There are many hazards associated with running a business, and damage to business property or offices could impede the daily running of a company and have long-term financial implications. This could include the cost of moving or setting up a temporary location or rebuilding premises from the ground up.
Repairing or rebuilding the commercial property in case of disaster can cost extremely large sums of money, and commercial building insurance is designed to protect the property owner from these costs as well as liability. Policies can be written to cover ‘all risks’, or more commonly for ‘certain risks’ that will be specified in the policy documentation.
Anything that poses a threat to the building will need to be assessed and included in the policy, but coverage can be provided for damage arising from events such as:
- Malicious damage
- Civil commotion
Any eventuality that may cause a risk to the building should be included in the policy. If the coverage obtained is for ‘certain risks’, then the insurance will not cover any incidents from unspecified causes or events not listed in the policy.
For those that lease a building for business purposes, commercial building insurance will not be required. The responsibility for the property lies with the building’s owner, and tenants are not responsible for obtaining this type of insurance.
What does commercial building insurance cover?
To protect against property damage caused by events like fire, flooding, or damage from theft, commercial buildings insurance is available to cover the cost of rebuilding or repair. Things like fire damage, burst pipes, or windows broken during a burglary are all covered with commercial building insurance.
Commercial building insurance can also include building owner liability protection for policyholders. The small print should be checked carefully as not all policies include this automatically. But it will protect property owners from claims arising from third parties or members of the public owing to loss, damage, or injury. A trip caused by uneven flooring or injury caused by sharp protruding shelving will be covered by the liability portion of a commercial building insurance policy.
Some exclusions should be taken into account, and under certain circumstances, there are some things that a commercial building insurance policy will not protect against. In the same way, some items will not be replaced under the policy such as computers or contents of the premises.
Unoccupied properties that suffer damage will not be covered against theft or theft-related damage by commercial buildings insurance unless the insurer has agreed to cover an unoccupied premise. Neither will damage that occurs from wear and tear or dampness, corrosion, or pests like vermin or insect infestations. Exterior structures like gates and walls will not be protected against weather damage, and any lost revenues related to damages or loss are generally not covered by a policy.
Vacant commercial buildings insurance is more limited and harder to obtain because theft or damages may go undiscovered for long periods of time, causing even more damage as a result.
How much is commercial building insurance?
The costs of commercial building insurance are calculated using several factors. The rebuild cost is a primary factor, taking into account the size of the building and its contents. These factors and others are assessed against a level of risk to determine the level of coverage needed. Properties that are determined to have a high level of risk will pay higher premiums than those with lower risk levels.
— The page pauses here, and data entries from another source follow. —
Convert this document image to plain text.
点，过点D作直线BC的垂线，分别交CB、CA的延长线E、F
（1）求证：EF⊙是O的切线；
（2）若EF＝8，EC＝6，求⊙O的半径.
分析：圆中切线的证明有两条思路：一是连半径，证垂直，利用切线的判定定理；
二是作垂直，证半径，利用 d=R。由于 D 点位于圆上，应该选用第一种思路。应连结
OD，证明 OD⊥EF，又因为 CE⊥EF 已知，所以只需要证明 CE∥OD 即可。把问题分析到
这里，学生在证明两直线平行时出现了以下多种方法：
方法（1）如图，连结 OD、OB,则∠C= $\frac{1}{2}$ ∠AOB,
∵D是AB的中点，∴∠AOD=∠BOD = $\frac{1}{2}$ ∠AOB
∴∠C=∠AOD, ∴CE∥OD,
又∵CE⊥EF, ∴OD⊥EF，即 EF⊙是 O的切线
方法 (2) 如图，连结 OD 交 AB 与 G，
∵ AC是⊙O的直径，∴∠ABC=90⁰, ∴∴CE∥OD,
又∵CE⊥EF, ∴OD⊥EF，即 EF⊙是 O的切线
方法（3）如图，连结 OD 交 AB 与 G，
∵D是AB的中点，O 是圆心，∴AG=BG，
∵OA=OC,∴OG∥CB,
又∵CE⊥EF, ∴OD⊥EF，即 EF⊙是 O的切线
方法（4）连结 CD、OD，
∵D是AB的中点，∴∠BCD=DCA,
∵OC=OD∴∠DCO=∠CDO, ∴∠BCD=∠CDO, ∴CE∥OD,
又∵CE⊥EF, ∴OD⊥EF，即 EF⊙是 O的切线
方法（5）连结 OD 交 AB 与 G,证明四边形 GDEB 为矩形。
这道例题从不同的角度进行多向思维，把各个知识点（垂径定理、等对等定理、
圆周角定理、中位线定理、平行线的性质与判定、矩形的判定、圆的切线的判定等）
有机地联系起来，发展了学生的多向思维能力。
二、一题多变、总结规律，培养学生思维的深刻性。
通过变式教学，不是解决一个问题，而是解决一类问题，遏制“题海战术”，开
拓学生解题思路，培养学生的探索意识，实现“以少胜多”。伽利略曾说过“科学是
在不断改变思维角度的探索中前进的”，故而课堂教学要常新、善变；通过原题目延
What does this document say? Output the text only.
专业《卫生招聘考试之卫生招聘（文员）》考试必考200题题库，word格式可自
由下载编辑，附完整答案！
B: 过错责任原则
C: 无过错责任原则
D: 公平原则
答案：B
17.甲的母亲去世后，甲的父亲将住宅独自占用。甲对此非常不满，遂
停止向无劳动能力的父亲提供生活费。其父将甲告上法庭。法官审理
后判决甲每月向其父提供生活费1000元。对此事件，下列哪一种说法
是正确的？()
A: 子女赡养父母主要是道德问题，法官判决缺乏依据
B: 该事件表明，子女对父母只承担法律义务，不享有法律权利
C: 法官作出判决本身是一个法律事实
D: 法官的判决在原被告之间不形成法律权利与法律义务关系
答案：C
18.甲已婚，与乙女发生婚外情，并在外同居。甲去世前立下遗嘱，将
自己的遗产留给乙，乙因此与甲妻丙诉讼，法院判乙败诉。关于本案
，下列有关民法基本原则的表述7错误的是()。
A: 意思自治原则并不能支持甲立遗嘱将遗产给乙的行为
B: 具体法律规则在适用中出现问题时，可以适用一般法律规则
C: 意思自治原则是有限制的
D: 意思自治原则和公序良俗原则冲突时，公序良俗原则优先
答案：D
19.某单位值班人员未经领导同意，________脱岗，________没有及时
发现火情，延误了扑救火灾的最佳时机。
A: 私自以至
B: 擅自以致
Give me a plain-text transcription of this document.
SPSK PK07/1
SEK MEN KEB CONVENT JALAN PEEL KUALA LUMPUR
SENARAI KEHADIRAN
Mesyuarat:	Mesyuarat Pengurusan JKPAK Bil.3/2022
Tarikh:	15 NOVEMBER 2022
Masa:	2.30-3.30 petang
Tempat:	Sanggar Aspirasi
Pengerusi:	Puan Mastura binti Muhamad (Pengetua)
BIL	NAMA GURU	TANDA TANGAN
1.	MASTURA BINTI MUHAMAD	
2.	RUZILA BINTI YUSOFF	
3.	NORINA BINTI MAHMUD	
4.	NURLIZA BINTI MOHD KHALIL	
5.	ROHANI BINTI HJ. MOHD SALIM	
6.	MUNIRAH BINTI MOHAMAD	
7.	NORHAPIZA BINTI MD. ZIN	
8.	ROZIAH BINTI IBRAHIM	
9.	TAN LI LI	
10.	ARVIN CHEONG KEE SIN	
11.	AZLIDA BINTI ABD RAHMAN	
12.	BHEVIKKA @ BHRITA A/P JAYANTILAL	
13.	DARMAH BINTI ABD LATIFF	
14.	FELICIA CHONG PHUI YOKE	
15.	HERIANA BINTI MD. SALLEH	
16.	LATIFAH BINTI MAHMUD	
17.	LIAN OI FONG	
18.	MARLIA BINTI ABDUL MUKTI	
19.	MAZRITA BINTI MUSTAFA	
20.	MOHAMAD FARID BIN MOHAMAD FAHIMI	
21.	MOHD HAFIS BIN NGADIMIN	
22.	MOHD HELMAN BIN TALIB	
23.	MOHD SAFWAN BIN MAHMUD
The business type also impacts insurance costs. NimbleFins ran some sample quotes for commercial buildings insurance with £200,000 of cover and found the following sample costs for different types of businesses. It’s no surprise that the coffee shop would pay the most, as they have more third party liability risk (e.g., someone slipping on a wet floor after a customer spills a drink; or a hot coffee burn) and more risk to the property (e.g., higher risk of fire due to kitchen equipment).
Office Services: £169
Retail Gift Shop: £196
Coffee Shop: £268
As the value of the property increases, so too will the annual payment. Across the UK, small businesses can expect to pay an annual premium average of around £218 for a property with a £200K rebuild cost, but a £1M rebuild cost would be more likely to start from around £750. Along with the building value and contents of the property, other factors can influence the risk assessment. Non-standard construction, building use, and whether the property is occupied or unoccupied can all influence the premium payments.
Can I cancel my commercial building insurance?
There may come a time where you need to cancel your commercial building insurance. Businesses close, sell, or relocate with reasonable frequency, and as such, insurers recognise the need to cancel policies part way through.
When initially purchasing the policy, there will be a cooling-off period which can be taken advantage of should you change your mind about the policy. This period allows you to read the policy terms, conditions, and small print (including cancellation fees and terms). If the policy is not as expected or contains errors, you may cancel the insurance without penalty during the cooling-off period, although some insurers and brokers still impose cancellation fees during this time.
Cancelling a policy that is in effect does not necessarily mean that you will get all of your premiums back for the unused portion. While insurance providers allow you the option to cancel, many will also charge a fee and may return less than a pro-rata amount of the remaining premium. Depending on the company, the cancellation charges will vary.